1. A system for controlling a relay using a flip-flop, the system comprising: a control unit configured to generate an input signal for outputting a relay control signal; a clock signal generating unit configured to: transmit and receive a communication signal to and from the control unit, and generate a clock signal for outputting the relay control signal; the flip-flop configured to: receive the clock signal and the input signal, and output the relay control signal based on the received clock signal and input signal; the relay configured to: receive the relay control signal, and transmit an operation state based on the received relay control signal; a battery management system (BMS) including a high-voltage region and a low voltage region, wherein the BMS includes the control unit, the clock signal generating unit and the flip flop, wherein the flip-flop is disposed in the high-voltage region of the BMS and receives voltage from the high-voltage region and the control unit is disposed in the low-voltage region of the BMS and receives voltage from the low-voltage region.

2. The system of claim 1, further comprising: an isolator positioned over a boundary between the high-voltage region and the low-voltage region of the BMS and configured to prevent power collision between the high-voltage region and the low-voltage region; a transformer positioned over the boundary between the high-voltage region and the low-voltage region of the BMS and configured to transfer the communication signal generated by the clock signal generating unit from the high-voltage region to the low-voltage region and to transfer the communication signal generated by the control unit from the low-voltage region to the high-voltage region; and a signal converting unit positioned on a communication connection path of the control unit and the clock signal generating unit and configured to convert the communication signal so as to be detected by both the control unit and the clock signal generating unit.

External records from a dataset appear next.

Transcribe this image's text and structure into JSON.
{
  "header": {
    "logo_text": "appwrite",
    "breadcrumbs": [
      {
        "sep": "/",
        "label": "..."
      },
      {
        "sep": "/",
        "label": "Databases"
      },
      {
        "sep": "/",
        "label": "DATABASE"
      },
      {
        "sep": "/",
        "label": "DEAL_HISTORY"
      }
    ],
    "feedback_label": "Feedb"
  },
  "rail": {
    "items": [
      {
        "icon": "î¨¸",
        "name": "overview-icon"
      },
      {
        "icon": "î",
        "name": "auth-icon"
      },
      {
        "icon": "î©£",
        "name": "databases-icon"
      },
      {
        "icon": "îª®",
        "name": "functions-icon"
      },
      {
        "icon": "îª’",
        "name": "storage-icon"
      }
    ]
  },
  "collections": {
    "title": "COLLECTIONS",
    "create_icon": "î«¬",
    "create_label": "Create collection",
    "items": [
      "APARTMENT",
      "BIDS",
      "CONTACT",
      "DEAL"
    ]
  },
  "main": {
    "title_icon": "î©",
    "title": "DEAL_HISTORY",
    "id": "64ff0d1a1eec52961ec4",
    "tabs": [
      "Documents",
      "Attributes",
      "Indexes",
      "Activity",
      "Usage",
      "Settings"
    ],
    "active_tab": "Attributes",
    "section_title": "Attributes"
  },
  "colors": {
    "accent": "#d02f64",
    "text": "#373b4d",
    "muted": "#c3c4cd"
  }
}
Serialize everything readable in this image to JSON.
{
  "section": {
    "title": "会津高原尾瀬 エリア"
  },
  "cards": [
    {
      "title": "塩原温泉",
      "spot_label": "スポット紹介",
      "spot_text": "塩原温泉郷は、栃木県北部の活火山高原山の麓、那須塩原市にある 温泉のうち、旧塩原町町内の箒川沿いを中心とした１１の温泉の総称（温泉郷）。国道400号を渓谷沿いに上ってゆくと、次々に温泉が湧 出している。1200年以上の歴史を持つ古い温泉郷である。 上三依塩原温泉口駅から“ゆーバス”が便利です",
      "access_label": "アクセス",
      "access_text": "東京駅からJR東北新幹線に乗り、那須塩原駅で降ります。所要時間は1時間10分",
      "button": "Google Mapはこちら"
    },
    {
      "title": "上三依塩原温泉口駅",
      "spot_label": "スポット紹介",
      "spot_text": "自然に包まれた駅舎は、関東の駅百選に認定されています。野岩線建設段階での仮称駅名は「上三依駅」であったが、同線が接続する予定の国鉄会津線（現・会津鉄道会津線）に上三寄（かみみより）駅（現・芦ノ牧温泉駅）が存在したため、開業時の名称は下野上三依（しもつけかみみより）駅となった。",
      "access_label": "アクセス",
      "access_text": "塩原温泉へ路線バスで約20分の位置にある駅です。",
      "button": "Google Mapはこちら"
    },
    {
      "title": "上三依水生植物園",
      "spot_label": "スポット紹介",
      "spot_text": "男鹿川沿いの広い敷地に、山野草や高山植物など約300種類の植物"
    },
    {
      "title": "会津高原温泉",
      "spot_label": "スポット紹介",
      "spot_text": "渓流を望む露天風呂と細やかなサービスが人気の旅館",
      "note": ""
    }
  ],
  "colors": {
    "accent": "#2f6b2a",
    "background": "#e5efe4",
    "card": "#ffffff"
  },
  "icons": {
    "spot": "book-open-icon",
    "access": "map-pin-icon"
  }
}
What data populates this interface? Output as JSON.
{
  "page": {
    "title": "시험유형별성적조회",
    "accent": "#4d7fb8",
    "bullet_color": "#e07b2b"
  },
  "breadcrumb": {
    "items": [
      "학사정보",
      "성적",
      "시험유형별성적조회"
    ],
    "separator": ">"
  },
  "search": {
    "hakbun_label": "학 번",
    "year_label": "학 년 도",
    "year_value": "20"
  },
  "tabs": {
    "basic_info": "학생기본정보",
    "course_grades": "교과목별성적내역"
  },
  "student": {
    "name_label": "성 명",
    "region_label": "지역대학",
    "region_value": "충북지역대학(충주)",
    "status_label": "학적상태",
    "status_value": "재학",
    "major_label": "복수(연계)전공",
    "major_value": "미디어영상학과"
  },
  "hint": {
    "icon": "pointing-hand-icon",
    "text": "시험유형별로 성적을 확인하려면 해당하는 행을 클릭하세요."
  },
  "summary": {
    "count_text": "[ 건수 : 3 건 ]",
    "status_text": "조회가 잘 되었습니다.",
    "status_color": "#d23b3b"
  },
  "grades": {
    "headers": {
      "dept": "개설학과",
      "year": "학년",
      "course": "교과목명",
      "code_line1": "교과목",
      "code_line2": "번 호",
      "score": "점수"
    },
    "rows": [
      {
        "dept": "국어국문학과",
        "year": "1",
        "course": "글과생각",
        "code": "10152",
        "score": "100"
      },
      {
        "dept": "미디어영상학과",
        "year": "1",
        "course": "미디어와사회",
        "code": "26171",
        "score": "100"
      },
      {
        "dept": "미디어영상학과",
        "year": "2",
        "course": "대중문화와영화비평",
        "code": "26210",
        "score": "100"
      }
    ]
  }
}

3. The system of claim 1, wherein the control unit is configured to receive BMS power for operating the BMS.

4. The system of claim 1, wherein the clock signal generating unit is positioned in the high-voltage region in the BMS, and is configured to: operate by receiving battery power of a vehicle, and supply power to the flip-flop.

5. The system of claim 1, wherein the clock signal generating unit is configured to: transfer the clock signal to the flip-flop until the operation state of the relay is transited to a closed state when the input signal generated by the control unit is transferred to the flip-flop, and stop generation of the clock signal when the operation state of the relay is the closed state.

6. The system of claim 4, wherein the clock signal generating unit is configured to transfer the clock signal to the flip-flop until the operation state of the relay is changed to an opened state when the communication signal for interrupting the power of the battery of the vehicle is transferred to the control unit, and stop generation of the clock signal when the operation state of the relay is the opened state.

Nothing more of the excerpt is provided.